ADVANCED COMPUTER ARCHITECTURE BOOK
Advanced Computer Architecture [HWANG] on ppti.info *FREE* shipping on qualifying offers. The new edition offers a balanced treatment of theory. Advanced Computer Architecture book. Read 6 reviews from the world's largest community for readers. The new edition offers a balanced treatment of theory. ADVANCED COMPUTER ARCHITECTURE AND PARALLEL PROCESSING Advanced Computer Architecture - Parallelism Scalability and Programmability.
|Language:||English, Spanish, Indonesian|
|ePub File Size:||29.69 MB|
|PDF File Size:||14.82 MB|
|Distribution:||Free* [*Regsitration Required]|
This book covers the syllabus of GGSIPU, DU, UPTU, PTU, MDU, Pune University and many other universities. It is useful for ppti.info(CSE/IT), ppti.info( CSE). The salient features of the book are as follows:• Hybrid Elements including topics like Memory organization, Binary representation of data, Computer arithmetic. This book constitutes the refereed proceedings of the 11th Annual Conference on Advanced Computer Architecture, ACA , held in Weihai, China, in August.
The result of great architecture, whether in computer design, building design or textbook design, is to take the customer's requirements and desires and return a design that causes that customer to say, "Wow, I didn't know that was possible. Performance and Price-Performance 44 1. Concepts and Challenges 66 2. Examples and the Algorithm 97 2. Hardware versus Software Speculation 3. Thread-Level Parallelism 3. Performance and Efficiency in Advanced.

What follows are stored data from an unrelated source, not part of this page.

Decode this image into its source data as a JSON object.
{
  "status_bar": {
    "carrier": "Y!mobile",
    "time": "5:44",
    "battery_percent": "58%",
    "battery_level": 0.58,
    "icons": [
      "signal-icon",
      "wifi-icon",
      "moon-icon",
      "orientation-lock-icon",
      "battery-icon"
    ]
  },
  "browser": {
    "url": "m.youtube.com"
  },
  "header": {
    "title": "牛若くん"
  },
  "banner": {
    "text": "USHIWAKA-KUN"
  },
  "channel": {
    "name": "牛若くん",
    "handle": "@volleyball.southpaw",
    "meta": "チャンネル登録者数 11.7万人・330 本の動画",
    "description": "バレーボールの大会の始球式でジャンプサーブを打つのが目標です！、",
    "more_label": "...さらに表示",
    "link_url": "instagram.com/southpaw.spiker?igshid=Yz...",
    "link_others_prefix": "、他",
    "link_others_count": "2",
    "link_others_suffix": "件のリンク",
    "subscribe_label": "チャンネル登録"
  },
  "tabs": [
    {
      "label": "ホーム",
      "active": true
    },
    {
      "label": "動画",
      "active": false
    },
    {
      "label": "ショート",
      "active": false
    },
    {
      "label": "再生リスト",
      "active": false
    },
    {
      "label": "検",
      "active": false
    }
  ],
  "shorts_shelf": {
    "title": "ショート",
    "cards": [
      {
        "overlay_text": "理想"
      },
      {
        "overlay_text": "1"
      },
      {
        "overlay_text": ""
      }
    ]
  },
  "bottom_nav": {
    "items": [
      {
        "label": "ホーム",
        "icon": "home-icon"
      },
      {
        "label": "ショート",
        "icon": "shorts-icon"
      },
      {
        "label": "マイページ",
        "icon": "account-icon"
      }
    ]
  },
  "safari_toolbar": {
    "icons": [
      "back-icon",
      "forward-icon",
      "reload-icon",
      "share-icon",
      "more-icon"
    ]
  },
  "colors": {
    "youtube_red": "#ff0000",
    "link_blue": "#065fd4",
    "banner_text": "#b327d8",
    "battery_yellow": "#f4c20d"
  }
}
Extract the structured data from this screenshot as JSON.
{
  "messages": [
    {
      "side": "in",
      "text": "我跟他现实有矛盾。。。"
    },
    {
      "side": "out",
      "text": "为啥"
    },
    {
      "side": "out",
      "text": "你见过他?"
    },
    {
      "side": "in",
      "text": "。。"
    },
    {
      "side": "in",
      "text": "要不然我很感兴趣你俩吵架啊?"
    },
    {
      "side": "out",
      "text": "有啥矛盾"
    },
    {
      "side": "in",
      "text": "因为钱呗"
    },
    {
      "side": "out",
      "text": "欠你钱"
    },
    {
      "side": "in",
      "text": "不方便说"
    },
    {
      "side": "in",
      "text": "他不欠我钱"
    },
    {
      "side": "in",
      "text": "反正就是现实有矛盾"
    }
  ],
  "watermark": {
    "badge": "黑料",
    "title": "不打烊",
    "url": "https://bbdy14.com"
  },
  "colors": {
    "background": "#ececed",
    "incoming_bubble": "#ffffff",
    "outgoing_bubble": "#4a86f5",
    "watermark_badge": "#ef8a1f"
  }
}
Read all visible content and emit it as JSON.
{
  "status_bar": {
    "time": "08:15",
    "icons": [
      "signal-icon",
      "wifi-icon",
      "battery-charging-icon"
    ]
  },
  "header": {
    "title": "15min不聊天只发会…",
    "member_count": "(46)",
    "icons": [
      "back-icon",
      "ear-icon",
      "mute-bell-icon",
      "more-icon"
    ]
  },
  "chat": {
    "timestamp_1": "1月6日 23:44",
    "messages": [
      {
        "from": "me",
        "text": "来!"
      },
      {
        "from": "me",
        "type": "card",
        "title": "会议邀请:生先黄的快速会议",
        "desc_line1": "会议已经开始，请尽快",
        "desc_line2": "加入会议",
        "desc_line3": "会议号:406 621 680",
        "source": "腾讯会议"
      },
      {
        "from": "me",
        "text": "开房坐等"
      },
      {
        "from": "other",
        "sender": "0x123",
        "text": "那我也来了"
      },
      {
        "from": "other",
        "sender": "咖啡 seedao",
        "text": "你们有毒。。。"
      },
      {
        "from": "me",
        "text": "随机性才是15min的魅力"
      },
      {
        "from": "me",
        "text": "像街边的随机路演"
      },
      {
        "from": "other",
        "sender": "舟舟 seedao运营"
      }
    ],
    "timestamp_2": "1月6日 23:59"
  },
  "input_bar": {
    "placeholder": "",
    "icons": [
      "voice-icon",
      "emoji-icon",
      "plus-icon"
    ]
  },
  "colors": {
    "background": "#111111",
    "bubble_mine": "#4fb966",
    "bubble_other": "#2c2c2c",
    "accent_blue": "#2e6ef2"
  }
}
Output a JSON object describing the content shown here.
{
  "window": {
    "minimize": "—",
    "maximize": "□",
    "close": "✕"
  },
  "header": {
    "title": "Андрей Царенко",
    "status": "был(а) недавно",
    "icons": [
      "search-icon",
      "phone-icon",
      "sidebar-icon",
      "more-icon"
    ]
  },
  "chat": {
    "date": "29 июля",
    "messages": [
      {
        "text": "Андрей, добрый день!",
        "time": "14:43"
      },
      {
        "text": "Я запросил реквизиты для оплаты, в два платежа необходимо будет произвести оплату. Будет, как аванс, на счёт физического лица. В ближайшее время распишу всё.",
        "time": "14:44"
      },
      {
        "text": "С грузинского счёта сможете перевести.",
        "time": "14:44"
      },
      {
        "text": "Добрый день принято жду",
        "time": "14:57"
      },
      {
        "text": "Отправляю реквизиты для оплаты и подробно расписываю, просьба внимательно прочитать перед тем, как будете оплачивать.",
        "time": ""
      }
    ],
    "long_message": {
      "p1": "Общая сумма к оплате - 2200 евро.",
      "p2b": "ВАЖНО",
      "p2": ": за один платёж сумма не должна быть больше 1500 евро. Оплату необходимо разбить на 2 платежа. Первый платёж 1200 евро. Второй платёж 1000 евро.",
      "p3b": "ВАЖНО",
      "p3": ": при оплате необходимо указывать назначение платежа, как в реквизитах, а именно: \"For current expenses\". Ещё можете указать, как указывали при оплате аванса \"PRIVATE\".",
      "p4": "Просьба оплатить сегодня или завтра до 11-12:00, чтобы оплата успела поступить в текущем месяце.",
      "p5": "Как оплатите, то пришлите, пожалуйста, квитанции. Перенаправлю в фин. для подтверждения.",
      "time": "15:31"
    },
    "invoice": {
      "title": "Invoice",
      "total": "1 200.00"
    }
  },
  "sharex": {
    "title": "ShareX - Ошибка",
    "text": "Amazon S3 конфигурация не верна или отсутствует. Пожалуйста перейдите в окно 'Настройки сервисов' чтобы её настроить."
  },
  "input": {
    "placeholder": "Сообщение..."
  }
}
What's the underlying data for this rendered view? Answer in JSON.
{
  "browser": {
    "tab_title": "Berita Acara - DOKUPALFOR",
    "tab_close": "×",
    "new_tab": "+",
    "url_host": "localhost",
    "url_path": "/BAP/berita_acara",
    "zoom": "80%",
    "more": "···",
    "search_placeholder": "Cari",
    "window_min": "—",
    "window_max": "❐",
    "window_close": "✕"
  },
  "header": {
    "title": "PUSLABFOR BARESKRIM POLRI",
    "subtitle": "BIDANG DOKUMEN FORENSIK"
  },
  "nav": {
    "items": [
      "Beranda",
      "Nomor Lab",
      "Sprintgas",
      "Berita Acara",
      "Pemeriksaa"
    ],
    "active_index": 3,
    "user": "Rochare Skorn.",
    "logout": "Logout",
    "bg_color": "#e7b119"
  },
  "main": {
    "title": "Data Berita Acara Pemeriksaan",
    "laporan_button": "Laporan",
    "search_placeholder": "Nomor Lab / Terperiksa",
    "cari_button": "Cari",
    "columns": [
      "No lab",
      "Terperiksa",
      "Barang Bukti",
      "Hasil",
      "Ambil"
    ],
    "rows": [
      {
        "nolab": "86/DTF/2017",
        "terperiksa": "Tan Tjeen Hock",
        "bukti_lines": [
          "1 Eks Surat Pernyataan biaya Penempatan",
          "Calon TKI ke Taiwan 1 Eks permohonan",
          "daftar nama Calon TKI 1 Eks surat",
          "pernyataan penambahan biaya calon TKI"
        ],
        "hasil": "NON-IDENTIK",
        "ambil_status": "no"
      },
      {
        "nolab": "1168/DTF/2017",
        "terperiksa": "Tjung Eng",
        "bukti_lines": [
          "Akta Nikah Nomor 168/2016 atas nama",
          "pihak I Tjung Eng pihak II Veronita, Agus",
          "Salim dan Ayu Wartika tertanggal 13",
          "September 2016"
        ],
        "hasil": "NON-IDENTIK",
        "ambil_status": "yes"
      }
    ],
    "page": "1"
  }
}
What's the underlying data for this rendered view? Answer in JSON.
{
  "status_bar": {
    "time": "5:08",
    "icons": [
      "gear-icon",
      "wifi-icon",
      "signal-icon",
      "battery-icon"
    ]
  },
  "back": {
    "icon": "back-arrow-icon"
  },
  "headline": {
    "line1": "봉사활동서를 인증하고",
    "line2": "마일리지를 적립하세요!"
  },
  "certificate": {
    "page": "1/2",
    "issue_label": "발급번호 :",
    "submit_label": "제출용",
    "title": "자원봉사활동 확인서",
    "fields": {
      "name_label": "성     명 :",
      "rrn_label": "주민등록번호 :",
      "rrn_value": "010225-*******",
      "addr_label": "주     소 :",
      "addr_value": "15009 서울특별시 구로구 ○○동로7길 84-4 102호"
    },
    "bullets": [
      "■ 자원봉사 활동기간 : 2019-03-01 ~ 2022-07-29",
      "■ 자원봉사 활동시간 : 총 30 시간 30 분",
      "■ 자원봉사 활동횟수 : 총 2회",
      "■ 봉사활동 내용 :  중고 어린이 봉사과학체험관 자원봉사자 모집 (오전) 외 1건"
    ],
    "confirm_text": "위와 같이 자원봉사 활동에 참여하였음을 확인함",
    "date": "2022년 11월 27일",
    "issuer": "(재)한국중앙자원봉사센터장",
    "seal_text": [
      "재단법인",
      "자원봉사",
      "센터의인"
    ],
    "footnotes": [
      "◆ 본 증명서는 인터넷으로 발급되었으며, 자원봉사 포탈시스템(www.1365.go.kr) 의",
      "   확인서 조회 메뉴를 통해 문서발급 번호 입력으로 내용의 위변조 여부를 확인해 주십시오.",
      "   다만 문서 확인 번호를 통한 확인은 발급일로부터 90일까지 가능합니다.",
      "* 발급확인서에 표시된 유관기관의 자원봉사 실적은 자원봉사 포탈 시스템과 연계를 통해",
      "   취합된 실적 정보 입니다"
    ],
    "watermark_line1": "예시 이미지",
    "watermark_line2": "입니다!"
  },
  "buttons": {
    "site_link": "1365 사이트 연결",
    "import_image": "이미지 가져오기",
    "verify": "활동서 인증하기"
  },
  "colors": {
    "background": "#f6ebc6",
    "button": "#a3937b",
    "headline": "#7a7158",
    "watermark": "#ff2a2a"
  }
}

Multiple-Issue Processors 3.
The Basics 4. An Introduction 4. Virtual Memory and Virtual Machines 5. The Design of Memory Hierarchies 5. Archive Cluster 6. The Role of Compilers B. I Introduction C. Through four editions of this book, our goal has been to describe the basic princi- ples underlying what will be tomorrow's technological developments.
Our excitement about the opportunities in computer architecture has not abated, and we echo what we said about the field in the first edition: It's a discipline of keen intellectual interest, requiring the balance of marketplace forces to cost-performance-power, leading to glorious failures and some notable successes.
Our primary objective in writing our first book was to change the way people learn and think about computer architecture. We feel this goal is still valid and important. The field is changing daily and must be studied with real examples and measurements on real computers, rather than simply as a collection of defini- tions and designs that will never need to be realized.
We offer an enthusiastic welcome to anyone who came along with us in the past, as well as to those who are joining us now. Either way, we can promise the same quantitative approach to, and analysis of, real systems.
As with earlier versions, we have strived to produce a new edition that will continue to be as relevant for professional engineers and architects as it is for those involved in advanced computer architecture and design courses.
As much as its predecessors, this edition aims to demystify computer architecture through an emphasis on cost-performance-power trade-offs and good engineering design. We believe that the field has continued to mature and move toward the rigorous quantitative foundation of long-established scientific and engineering disciplines. The fourth edition of Computer Architecture: A Quantitative Approach may be the most significant since the first edition. Shortly before we started this revision, Intel announced that it was joining IBM and Sun in relying on multiple proces- sors or cores per chip for high-performance designs.
As the first figure in the book documents, after 16 years of doubling performance every 18 months, sin-. This fork in the computer architecture road means that for the first time in history, no one is building a much faster sequential processor. If you want your program to run significantly faster, say, to justify the addition of new features, you're going to have to parallelize your program.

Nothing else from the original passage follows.